On my first day in Madrid, Spain, while easing into the practice of only speaking the local language, I had the opportunity of conversing with a native madrileño. Although my newfound friend and I began with simple introductions, the conversation quickly digressed into a rather argumentative discussion on the topic of the siesta — a break in the workday when the entire city manages to sleep. Despite my admiration for the art of napping (if napping were an Olympic sport, I’d surely be a gold medalist), I could hardly comprehend the existence of a society in which such a break was not only acceptable, it was a norm. I, the product of a culture whose workforce reveres long hours and professional devotion, questioned the practicality of such a convention. The local Spaniard simply replied, “The tradition of the siesta is all we know, and it makes us happy.” In that particular moment, I felt entirely unqualified to continue denouncing the well-established practice. With such a minimal knowledge of his culture, how could I have the audacity to form an opinion on his lifestyle?

Rather than judge, I took the opposite approach — I followed the syllogism he laid out for me. If happiness improves quality of life, and the motivation for most decisions in life is to improve said quality … where did his logic falter? Despite my years as a seasoned debater, I found myself momentarily speechless — it was a cold and unfamiliar territory. Could the peculiarities of the Spanish culture truly form a happier population than the competitive one I have been a part of for 20 years? With three months ahead of me and a strong sense of curiosity, I sought to find out the answer for myself.
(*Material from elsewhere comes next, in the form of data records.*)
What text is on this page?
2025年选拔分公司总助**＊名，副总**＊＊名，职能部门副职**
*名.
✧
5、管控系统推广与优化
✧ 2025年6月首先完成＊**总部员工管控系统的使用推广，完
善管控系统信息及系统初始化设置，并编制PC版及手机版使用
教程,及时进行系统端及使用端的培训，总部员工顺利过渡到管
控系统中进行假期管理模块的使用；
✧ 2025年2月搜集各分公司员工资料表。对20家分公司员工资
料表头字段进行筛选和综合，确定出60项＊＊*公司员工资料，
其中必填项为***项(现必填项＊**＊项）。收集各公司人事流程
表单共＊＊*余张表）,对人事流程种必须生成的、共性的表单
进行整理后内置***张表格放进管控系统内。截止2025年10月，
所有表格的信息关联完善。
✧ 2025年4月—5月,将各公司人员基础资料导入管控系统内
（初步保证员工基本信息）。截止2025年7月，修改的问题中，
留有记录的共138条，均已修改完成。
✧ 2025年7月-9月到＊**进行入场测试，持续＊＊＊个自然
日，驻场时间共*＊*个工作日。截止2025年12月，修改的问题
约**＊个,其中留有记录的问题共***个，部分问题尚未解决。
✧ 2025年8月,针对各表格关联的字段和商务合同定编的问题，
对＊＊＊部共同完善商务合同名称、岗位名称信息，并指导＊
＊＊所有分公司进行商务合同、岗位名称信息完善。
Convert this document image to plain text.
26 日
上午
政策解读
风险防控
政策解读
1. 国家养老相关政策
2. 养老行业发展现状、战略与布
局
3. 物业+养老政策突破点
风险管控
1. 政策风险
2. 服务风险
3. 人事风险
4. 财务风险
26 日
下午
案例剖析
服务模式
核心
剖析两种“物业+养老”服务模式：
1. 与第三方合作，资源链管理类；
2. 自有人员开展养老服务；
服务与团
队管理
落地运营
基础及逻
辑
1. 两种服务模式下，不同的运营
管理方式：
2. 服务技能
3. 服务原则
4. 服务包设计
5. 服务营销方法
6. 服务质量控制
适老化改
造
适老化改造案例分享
The next day I arrived at my host mother’s apartment in the residential neighborhood of Parque de las Avenidas. I was promptly exposed to a number of cultural quirks, the first of which consisted of the following: In Spain there is no such thing as a quick meal — consumption is a social activity. Although the custom takes time away from important parts of one’s daily routine, this so-called system of “sociable consumption” is thoroughly enjoyable and typically well-worth the investment. Meals, particularly lunch (the day’s most substantial meal), require diners to break from the day’s chaos and partake in lively discussion. The most intimate conversations I have shared with my host mother, Pilar, have been during these lunches. She speaks to me daily of her childhood memories of the Spanish Civil War, of the years she spent in Morocco and of the moment her grandson Luigi (now 21 years old) found out that Santa Claus didn’t exist. These discussions form some of my most precious memories of the past semester. Nevertheless, I can’t help but notice that logical flaws exist within the cultural framework that perpetuates this gastronomical tradition.

Spain’s current state of fiscal distress is common knowledge. The number of homeless individuals sleeping on the street reflects the high unemployment rate; consistent metro delays reflect service cuts made as a result of nearly depleted budgets; the day that three major trade unions went on strike — and my school canceled classes as a safety precaution — reflects anger building amongst members of the country’s middle class. The suffering of Spain’s general population is evident in every corner of this city: a fact I recognize, even after calling Madrid home for only three months. Is it sensible to continue living the way the Spanish always have? Does it make sense to close convenience stores and tobacco stands at 7 p.m., when most working Spaniards have the time to shop on their journeys home? Does it make sense to eat one’s largest meal in the middle of the day, when such a level of consumption requires a period of rest? Does it make sense to put life on pause for a siesta when this country requires every minute of productivity it can muster? It is not as though the Spaniards can easily change these customs that form an integral part of their culture, but it is easy to question the practicality of such traditions during a time of financial strife.

Perhaps then the real question is as follows: Do these cultural idiosyncrasies lead to a truly happier population, and if so, is it worth the price?